Principal Deputy Assistant Attorney General Brian M. Boynton Delivers Remarks at the 2024 Federal Bar Association’s Qui Tam Conference
Doctor’s Hospital 1997 L.P., doing business as United Memorial Medical Center LLC (UMMC), an entity that formerly operated hospitals in the Houston, Texas area, has agreed to pay $2 million, and to make additional contingent payments, to resolve alleged False Claims Act violations for claiming excessive cost outlier payments from government health care programs and for double billing the government for COVID-19 tests that were also billed either to the State of Texas or the City of Houston.
According to the settlement agreement between UMMC and the United States, the settlement funds will be paid by one of UMMC’s principals, Ravishanker Mallapuram, and UMMC has guaranteed the payment of those funds.
“Hospitals and other providers who participate in federal health care programs have an obligation to the taxpayers to ensure that they are billing appropriately,” said Principal Deputy Assistant Attorney General Brian Boynton, head of the Department of Justice’s Civil Division. “We will hold accountable those who knowingly overbill or double bill for the medical services they provide to federal beneficiaries.”
In addition to its standard payment system, Medicare and Tricare provide supplemental reimbursement to hospitals called “cost outlier” payments in cases where the cost of care is unusually high. Congress enacted the supplemental outlier payment system to ensure that hospitals possess the incentive to treat inpatients whose care requires unusually high costs. This settlement resolves allegations that UMMC submitted claims for cost outlier payments by rapidly increasing its charges for inpatient care and underreporting its charges on Medicare cost reports, thereby preventing the government health care programs from adjusting those charges so that they would reasonably reflect UMMC’s actual costs. The settlement also resolves allegations that UMMC concealed and improperly avoided its obligation to reimburse the federal health care programs for any excessive outlier payments its hospitals received.
In addition, UMMC has agreed to settle allegations that it submitted claims to the Health Resources and Services Administration’s Uninsured Program for COVID-19 testing services, despite being reimbursed for those same services by either the State of Texas or the City of Houston.
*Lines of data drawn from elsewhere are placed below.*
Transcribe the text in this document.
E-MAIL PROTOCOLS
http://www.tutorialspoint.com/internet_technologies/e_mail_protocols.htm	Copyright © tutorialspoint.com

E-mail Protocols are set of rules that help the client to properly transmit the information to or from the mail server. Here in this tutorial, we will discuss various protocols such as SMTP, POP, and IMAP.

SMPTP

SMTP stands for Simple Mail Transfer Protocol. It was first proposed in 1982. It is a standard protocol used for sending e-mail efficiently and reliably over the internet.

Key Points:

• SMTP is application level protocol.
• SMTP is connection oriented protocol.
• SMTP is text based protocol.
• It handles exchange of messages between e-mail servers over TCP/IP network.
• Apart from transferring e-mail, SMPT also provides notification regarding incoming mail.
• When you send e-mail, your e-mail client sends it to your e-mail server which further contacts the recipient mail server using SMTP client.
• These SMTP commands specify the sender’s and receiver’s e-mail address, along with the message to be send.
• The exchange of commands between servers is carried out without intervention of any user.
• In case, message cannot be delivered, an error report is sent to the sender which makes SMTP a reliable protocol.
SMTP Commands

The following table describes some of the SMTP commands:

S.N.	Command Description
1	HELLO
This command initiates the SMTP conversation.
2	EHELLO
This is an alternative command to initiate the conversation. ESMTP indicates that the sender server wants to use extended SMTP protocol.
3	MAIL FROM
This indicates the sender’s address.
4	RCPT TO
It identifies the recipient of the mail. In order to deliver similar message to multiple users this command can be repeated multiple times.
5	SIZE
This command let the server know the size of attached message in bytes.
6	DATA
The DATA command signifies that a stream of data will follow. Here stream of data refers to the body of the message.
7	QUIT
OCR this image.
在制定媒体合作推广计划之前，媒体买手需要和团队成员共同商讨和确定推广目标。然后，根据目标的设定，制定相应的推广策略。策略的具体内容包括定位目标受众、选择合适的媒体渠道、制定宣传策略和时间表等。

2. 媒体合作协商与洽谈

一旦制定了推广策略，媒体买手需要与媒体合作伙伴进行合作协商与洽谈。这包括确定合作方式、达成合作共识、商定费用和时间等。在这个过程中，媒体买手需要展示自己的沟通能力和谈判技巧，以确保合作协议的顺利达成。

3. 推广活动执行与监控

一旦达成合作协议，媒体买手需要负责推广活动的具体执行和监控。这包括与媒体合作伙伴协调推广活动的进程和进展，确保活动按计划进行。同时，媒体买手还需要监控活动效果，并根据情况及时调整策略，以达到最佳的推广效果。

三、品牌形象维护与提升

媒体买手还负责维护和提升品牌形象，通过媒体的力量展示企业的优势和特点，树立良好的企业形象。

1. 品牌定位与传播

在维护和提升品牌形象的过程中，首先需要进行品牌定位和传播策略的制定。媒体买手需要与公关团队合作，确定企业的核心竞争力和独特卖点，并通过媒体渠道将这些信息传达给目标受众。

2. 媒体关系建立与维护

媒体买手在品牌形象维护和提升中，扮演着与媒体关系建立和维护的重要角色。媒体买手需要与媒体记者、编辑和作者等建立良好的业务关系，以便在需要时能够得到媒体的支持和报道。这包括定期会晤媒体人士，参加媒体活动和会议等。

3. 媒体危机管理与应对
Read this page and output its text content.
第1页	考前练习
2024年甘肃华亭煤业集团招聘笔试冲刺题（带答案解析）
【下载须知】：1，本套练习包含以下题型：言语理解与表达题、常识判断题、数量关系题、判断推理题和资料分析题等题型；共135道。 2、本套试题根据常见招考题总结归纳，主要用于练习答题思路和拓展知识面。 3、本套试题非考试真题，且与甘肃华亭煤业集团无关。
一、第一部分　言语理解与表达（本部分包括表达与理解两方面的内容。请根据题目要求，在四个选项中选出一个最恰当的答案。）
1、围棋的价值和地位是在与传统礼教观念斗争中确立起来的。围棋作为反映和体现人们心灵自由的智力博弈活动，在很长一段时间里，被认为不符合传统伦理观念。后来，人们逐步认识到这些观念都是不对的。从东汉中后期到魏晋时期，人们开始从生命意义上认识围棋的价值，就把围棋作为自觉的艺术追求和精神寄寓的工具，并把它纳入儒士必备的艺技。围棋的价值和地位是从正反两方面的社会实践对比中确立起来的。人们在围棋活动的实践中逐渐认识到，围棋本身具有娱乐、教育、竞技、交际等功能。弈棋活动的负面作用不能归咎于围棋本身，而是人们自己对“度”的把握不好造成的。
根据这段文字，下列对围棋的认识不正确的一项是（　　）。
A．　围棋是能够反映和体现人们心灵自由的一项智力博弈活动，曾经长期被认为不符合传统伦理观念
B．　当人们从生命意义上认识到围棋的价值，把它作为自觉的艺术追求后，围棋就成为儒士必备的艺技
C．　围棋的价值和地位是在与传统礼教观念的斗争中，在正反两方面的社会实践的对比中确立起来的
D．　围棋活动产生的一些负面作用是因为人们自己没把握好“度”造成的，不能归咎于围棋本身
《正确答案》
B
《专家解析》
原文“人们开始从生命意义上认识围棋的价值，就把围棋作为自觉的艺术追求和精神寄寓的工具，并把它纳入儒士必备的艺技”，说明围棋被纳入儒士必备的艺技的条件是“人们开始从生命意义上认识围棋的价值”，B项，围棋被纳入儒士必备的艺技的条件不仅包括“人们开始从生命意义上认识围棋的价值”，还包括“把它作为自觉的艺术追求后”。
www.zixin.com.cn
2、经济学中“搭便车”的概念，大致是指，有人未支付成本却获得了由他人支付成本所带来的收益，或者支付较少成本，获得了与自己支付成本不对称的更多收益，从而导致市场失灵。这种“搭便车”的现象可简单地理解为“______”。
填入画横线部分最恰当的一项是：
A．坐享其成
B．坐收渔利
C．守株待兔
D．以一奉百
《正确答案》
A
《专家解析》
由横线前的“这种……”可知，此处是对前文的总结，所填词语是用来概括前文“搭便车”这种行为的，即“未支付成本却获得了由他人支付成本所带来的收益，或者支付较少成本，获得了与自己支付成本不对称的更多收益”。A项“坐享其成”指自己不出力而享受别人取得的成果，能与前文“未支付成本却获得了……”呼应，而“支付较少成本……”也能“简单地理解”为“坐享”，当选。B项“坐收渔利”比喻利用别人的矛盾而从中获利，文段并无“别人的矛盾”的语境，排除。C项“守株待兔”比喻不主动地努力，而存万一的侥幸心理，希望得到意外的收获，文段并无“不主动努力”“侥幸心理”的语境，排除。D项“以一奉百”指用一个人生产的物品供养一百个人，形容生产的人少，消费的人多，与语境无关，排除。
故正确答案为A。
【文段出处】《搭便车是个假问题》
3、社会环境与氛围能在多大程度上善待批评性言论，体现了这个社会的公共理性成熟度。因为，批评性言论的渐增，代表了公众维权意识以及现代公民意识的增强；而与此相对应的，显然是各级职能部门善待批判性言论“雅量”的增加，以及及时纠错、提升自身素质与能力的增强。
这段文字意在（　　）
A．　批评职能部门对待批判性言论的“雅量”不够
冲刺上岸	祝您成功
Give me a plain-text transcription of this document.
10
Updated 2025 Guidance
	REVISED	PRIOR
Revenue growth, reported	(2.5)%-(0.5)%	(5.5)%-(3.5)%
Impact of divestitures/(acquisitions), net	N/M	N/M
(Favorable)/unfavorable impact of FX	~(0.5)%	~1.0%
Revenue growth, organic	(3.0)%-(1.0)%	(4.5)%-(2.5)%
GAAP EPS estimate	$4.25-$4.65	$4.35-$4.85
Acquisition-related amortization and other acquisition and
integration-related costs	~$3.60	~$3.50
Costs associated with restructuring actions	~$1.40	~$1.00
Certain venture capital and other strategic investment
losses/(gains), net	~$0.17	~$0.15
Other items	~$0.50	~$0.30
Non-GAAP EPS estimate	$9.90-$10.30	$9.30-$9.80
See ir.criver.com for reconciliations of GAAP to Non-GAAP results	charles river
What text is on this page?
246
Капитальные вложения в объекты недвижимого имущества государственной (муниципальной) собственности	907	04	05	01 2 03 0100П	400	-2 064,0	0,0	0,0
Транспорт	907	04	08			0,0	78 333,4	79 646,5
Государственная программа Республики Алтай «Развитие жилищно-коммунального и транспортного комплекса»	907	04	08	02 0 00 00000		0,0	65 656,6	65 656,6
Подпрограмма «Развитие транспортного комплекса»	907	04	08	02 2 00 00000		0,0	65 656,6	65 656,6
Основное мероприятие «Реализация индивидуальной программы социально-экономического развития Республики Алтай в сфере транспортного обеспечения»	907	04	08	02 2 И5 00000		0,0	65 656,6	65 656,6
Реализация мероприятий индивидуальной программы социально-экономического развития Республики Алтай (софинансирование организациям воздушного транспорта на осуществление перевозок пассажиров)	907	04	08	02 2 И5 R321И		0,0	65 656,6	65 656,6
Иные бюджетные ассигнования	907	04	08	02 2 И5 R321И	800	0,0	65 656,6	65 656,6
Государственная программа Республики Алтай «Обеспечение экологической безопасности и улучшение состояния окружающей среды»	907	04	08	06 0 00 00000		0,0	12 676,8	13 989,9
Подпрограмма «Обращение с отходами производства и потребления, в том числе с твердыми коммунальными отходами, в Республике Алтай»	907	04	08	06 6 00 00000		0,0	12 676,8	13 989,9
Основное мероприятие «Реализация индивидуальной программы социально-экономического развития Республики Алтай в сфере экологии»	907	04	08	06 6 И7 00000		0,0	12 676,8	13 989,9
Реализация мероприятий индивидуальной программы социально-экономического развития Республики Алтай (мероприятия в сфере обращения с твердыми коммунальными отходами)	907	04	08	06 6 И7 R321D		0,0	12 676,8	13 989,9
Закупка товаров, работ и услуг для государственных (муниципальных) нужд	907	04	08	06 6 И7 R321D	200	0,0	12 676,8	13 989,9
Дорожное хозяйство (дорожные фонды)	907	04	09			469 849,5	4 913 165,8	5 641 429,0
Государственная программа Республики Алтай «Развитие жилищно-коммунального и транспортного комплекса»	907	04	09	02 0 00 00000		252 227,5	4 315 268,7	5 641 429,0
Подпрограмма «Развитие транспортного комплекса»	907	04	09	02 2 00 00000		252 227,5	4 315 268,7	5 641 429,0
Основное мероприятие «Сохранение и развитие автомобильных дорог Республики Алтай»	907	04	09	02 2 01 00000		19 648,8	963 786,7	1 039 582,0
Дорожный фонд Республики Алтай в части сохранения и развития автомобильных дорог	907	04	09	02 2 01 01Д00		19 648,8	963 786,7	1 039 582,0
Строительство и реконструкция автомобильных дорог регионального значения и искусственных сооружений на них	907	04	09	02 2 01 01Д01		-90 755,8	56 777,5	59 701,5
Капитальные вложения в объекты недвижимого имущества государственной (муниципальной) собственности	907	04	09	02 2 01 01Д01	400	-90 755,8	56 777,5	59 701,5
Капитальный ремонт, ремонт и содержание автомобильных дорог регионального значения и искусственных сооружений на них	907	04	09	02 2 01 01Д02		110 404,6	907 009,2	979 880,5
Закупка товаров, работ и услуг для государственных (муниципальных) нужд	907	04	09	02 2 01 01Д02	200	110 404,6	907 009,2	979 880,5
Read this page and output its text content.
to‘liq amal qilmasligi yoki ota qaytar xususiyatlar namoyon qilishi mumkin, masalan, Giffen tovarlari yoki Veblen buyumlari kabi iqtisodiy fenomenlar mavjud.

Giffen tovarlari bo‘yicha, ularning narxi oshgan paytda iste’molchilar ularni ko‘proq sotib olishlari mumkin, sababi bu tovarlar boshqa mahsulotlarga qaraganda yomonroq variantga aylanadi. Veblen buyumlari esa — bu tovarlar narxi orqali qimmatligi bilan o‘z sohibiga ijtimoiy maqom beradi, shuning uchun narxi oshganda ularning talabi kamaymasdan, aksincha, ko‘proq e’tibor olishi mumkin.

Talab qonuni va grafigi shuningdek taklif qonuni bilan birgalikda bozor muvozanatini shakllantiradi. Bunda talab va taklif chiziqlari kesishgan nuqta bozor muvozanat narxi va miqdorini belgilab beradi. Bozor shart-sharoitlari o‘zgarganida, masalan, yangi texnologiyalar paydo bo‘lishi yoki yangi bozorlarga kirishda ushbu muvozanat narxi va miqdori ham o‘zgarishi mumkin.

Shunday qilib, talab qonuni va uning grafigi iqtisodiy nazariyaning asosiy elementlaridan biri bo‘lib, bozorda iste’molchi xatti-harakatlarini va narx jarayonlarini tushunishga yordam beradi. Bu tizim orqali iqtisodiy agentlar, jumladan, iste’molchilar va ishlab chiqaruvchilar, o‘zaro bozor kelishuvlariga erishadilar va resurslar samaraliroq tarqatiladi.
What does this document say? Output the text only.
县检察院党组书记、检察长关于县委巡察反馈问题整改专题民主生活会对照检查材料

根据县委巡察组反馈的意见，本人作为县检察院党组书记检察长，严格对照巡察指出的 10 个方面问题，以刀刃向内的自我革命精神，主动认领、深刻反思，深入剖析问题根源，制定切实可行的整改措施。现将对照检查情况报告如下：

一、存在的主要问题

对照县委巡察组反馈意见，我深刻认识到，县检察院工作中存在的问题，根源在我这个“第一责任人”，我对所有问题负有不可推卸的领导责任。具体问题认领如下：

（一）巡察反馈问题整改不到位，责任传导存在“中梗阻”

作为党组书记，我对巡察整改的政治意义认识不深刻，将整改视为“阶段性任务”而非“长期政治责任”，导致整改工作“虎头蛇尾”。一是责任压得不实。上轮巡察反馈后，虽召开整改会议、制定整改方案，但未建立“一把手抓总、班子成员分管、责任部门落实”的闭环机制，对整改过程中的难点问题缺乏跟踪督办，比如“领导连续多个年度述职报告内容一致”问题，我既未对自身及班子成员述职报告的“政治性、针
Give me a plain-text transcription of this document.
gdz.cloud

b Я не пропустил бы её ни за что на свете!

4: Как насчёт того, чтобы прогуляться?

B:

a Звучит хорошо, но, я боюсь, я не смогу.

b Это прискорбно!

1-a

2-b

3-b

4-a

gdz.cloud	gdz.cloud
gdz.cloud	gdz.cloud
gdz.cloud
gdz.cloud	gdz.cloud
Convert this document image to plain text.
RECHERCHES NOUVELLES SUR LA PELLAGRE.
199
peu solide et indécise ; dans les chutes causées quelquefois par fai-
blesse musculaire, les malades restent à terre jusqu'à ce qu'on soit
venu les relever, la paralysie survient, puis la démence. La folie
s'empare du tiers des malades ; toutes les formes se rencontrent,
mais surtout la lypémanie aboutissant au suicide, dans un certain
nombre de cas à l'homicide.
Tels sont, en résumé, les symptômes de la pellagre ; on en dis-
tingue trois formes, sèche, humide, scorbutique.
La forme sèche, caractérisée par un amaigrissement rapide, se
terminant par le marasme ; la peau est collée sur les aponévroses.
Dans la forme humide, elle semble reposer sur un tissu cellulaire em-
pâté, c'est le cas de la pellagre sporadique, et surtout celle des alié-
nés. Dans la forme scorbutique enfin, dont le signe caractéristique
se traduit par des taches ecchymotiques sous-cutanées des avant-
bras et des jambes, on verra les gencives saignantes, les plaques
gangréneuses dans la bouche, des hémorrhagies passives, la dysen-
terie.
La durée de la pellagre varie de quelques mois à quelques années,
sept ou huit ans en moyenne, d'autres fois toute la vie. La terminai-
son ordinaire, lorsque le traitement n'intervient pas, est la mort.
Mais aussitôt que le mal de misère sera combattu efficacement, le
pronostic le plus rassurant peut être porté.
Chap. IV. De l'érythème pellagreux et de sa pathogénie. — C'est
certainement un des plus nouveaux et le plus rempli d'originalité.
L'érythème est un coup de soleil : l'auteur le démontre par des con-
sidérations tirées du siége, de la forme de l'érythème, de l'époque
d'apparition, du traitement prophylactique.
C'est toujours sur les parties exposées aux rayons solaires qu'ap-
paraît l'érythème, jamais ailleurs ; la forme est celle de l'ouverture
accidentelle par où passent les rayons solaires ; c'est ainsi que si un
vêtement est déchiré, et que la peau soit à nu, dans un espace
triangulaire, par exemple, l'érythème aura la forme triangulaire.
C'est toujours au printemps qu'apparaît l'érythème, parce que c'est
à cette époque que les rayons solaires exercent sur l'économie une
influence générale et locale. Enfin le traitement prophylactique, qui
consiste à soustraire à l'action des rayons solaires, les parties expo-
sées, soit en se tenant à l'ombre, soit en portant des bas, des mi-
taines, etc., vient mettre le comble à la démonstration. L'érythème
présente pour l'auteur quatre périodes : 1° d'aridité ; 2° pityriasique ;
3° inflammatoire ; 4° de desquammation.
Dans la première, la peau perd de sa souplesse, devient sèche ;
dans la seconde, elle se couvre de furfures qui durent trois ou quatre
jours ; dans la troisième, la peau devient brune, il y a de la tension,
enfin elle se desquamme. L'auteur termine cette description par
“This over $2 million settlement is significant,” said U.S. Attorney Alamdar S. Hamdani for the Southern District of Texas (SDTX). “We depend upon medical providers to be good stewards of a community’s healthcare services and of the federally funded programs that pay for those services. The case alleges UMMC made millions by overbilling those health care programs and intentionally double billing for COVID-19 testing. Instead of returning those monies to America’s taxpayers, they allegedly pocketed the money for themselves. Finding the wrongdoing and lost monies in these types of cases involves complexities akin to playing three-dimensional chess, but know this, the SDTX will not stop in its quest for justice until it can claim checkmate.”
“Hospitals and executives who run them should prioritize accurate, lawful billing of Medicare and other taxpayer-funded health care programs at all times,” said Special Agent in Charge Jason E. Meadows of the Department of Health and Human Services, Office of Inspector General (HHS-OIG). “This practice is especially imperative, however, when the world is responding to a public health crisis. At HHS-OIG, it is our fundamental responsibility to, along with our law enforcement partners, safeguard federally funded health care programs and American taxpayer monies.”
“The Department of Defense (DOD) Office of Inspector General's Defense Criminal Investigative Service (DCIS) is committed to rooting out fraud schemes that waste valuable taxpayer resources intended for the healthcare of our service members, military retirees and their families,” said Acting Special Agent in Charge Gregory P. Shilling of the DCIS Southwest Field Office. “DCIS, along with our law enforcement partners, will aggressively pursue and hold those accountable who took advantage of the pandemic for profit at the expense of DOD's taxpayer funded healthcare program, known as TRICARE.”
“The FBI and its partners will relentlessly pursue bad actors that participate in nefarious double billing at the cost of the American taxpayer and our health care system,” said Executive Assistant Director Timothy Langan of the FBI’s Criminal, Cyber, Response and Services Branch. “Violations of the False Claims Act will not be tolerated. If you do not follow the law, you will face the consequences of your noncompliance.”
The settlement resolves a lawsuit originally brought by Ryan Griffin, a former employee of UMMC, under the qui tam provisions of the False Claims Act. The Act permits private citizens with knowledge of fraud against the government to bring a lawsuit on behalf of the United States and to share in any recovery. Under the settlement announced today, Griffin will receive $300,000.
This settlement was the result of a coordinated effort by the Justice Department's Civil Division; the U.S. Attorney’s Office for the Southern District of Texas; HHS, Office of Counsel to the Inspector General and Office of Investigations; DCIS and the FBI.
The lawsuit resolved by this settlement is captioned United States, et al., ex rel. Ryan Griffin v. Mediscope Global Services Pvt Ltd., et al., 3:21-cv-183 (S.D. TX.).
The claims resolved by the settlement are allegations only, and there has been no determination of liability.